Newsletter

Mustapha Kemal Atatürk

1881-1938
Mustapha Kemal Atatürk Source : Licence Creative Commons. Public domain.

Mustafa Kemal was born in Salonika, Macedonia, on 19 May 1881.

After graduating from military high school and the military academy in Istanbul, he was appointed Staff Captain in 1905 before being assigned to the Fifth Army based in Damascus, Syria, fighting against the Druzes. At the same time, he formed a small opposition society, called Vatan ve Hürriyet (Motherland and Liberty). In Autumn 1907, he was appointed Senior Captain of the Third Army in Salonika, where he met the Committee of Union and Progress and the Young Turks who opposed the regime which re-established the Constitution in 1876. In April 1909, he became Chief of Staff under General Mahmud Shevket, commander of the army put in place by constitutionalist officers to combat the uprising in Istanbul led by the defenders of absolutism. 

He made a name for himself in December 19911, in Libya, during the Italo-Turkish war, winning the Battle of Tobruk before he took military command of Derna, in March of the following year. However, Montenegro having declared war on Turkey in October, he returned to take part in the first Balkan war which saw Turkey fighting against Montenegro, Serbia, Bulgaria and Greece. Chief of Staff in Gallipoli, he forced back the Bulgarian offensive. He was made military attaché to Sofia in 1913.
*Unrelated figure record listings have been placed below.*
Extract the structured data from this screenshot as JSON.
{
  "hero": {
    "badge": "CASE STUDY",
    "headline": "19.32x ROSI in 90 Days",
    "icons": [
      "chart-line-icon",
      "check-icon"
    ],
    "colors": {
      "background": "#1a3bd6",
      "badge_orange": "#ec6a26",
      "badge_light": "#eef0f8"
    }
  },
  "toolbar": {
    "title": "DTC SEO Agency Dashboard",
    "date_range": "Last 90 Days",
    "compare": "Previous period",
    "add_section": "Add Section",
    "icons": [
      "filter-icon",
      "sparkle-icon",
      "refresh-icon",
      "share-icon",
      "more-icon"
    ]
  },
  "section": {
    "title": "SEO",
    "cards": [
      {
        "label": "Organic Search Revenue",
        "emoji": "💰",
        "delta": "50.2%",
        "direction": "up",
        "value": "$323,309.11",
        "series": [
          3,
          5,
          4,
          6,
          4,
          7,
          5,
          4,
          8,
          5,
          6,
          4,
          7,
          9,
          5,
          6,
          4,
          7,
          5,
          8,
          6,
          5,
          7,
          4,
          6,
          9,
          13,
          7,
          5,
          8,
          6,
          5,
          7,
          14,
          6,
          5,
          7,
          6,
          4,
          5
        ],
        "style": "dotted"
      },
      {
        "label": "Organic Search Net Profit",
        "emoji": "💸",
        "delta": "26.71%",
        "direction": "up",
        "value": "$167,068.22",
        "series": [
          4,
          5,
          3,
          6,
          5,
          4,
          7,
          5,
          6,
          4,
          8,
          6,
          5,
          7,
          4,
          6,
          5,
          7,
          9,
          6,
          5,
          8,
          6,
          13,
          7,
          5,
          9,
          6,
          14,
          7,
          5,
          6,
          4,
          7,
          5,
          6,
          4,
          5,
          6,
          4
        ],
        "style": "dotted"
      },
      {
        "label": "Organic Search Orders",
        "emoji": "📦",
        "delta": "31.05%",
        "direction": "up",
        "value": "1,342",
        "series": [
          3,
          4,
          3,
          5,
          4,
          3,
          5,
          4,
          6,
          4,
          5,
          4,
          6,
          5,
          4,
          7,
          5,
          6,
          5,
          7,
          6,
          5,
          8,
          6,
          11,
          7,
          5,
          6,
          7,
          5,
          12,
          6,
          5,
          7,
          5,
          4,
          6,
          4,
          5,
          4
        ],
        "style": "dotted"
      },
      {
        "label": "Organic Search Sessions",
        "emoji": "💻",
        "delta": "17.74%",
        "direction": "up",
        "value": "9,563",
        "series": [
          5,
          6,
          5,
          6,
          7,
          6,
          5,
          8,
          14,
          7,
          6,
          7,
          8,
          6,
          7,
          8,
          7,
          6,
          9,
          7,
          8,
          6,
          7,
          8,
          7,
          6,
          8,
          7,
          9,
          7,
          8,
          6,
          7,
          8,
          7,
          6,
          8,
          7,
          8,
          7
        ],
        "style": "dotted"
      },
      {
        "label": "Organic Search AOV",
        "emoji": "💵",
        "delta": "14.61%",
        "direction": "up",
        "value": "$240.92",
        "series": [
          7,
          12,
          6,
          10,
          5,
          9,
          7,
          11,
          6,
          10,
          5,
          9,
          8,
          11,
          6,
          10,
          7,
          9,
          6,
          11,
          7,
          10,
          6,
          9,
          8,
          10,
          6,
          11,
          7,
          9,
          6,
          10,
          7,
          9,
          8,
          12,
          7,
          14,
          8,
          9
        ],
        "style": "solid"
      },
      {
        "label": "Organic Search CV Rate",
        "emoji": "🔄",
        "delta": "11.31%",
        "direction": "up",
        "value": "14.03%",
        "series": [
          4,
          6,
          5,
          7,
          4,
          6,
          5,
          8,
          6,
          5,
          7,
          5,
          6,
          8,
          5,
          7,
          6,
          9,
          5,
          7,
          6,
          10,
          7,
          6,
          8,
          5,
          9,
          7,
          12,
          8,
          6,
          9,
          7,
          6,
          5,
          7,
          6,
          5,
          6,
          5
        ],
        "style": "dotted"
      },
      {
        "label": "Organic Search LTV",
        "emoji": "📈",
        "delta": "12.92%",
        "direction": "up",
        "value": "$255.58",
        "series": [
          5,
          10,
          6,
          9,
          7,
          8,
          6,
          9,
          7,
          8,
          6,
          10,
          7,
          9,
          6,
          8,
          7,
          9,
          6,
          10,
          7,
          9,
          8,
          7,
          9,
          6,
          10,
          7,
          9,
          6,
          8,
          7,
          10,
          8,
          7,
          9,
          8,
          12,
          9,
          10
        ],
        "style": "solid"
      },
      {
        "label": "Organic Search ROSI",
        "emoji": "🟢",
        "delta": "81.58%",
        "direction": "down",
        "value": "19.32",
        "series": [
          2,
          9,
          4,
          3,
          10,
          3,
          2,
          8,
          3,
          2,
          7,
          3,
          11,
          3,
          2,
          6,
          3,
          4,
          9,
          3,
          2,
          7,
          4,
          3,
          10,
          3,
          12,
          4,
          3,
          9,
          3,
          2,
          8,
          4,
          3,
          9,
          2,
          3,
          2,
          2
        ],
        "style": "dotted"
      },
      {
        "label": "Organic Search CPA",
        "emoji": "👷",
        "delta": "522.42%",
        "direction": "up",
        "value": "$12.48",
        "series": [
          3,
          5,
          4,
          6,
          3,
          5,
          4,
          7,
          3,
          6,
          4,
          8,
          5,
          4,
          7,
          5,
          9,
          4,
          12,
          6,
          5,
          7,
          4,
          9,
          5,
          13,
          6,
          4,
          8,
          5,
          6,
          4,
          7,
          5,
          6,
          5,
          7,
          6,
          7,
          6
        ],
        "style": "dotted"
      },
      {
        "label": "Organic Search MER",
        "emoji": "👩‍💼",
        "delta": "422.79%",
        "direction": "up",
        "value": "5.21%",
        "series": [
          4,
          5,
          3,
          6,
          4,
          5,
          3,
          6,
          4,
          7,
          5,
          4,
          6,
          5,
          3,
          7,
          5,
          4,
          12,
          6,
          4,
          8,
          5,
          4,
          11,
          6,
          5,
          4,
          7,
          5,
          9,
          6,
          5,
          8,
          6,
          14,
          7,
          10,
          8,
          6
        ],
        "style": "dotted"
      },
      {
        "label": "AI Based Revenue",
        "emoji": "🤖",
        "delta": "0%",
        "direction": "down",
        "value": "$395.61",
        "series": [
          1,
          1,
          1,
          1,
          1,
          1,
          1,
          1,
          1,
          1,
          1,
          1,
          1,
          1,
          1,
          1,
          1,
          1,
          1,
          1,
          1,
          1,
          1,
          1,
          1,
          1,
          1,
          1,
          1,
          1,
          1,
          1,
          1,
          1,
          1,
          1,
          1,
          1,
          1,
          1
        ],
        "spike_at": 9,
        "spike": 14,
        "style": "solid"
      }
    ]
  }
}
In November 1914, Turkey joined the war fighting alongside Germany. As Lieutenant Colonel, Mustafa Kemal was tasked with forming the 19th infantry division and made a reputation for himself during the German-Turkish counter-offensive which aimed to prevent the French and British troops landing in the Dardanelles Strait. Pushing back the allied assaults, he claimed a major victory on the Anafarta front in August 1915. Promoted to general, in 1916 he took command of the 16th army corps in the Caucasus then of the 2nd army in Diyarbakir. Confronting the Russian troops, he took Mus and Bitlis. Recalled to Syria, where he served under German General Erich von Falkenhayn, he was given command of the 7th army. When he returned to Istanbul in autumn 1917, he accompanied the crown prince Vahidettin on an official trip to Germany. He returned to Syria again in August 1918 where he took order of the 7th army against the British until the signing of the Armistice of Mudros on 30 October 1918.

After the armistice and in opposition to the occupation and dismemberment of Turkey, he established an organised national resistance movement.

Appointed as general inspector of the northern and north-eastern armies in May 1919, he was tasked with assuring the security of the Samsun region, where Turkish, Greek and Armenian populations were fighting, and ordered the forces against the Greek troops which landed in Smyrna. 

Following disagreements with the Sultan’s politics, he made an announcement putting the Turkish War of Independence in motion, in the town of Amasya on 22 June 1919. He then called for national conferences to be held in Erzurum and Sivas in July and September respectively. Finally, the meeting of the Grand National Assembly in Ankara on 23 April 1920 resulted in the formation of a national government of which Assembly President Mustafa Kemal was elected as leader. 

Securing the withdrawal of the French from Cilecia and Armenia’s return of the occupied territories, he also succeeded in driving the Greeks out of Anatolia, importantly leading and winning the Battle of Dumlupinar (30 August 1922) and signing the Armistice of Mudanya on 11 October 1922.

In the meantime, the Sultan accepted on 10 August 1920 the Treaty of Sèvres which considerably shrank the Turkish Empire. Mustafa Kemal fought against this treaty and successes in having the Allies revise the terms. On 24 July 1923, the Treaty of Lausanne put an end to the Armenian and Greek claims and recognised Turkish sovereignty across the entire national territory.

Having got this far, Mustafa Kemal went even further, introducing major political, economic and social reforms to bring Turkey into the modern age. The sultanate was abolished (1 November 1922) and the Republic declared on 29 October 1923. Elected President, he made Ankara the capital, incorporated secularism into the constitution and set the country on the path to economic development. In line with the law of 1934 enforcing Turkish citizens to adopt a surname, he took the name Atatürk, meaning “Father of all the Turks”

He died on 10 November 1938 in Istanbul.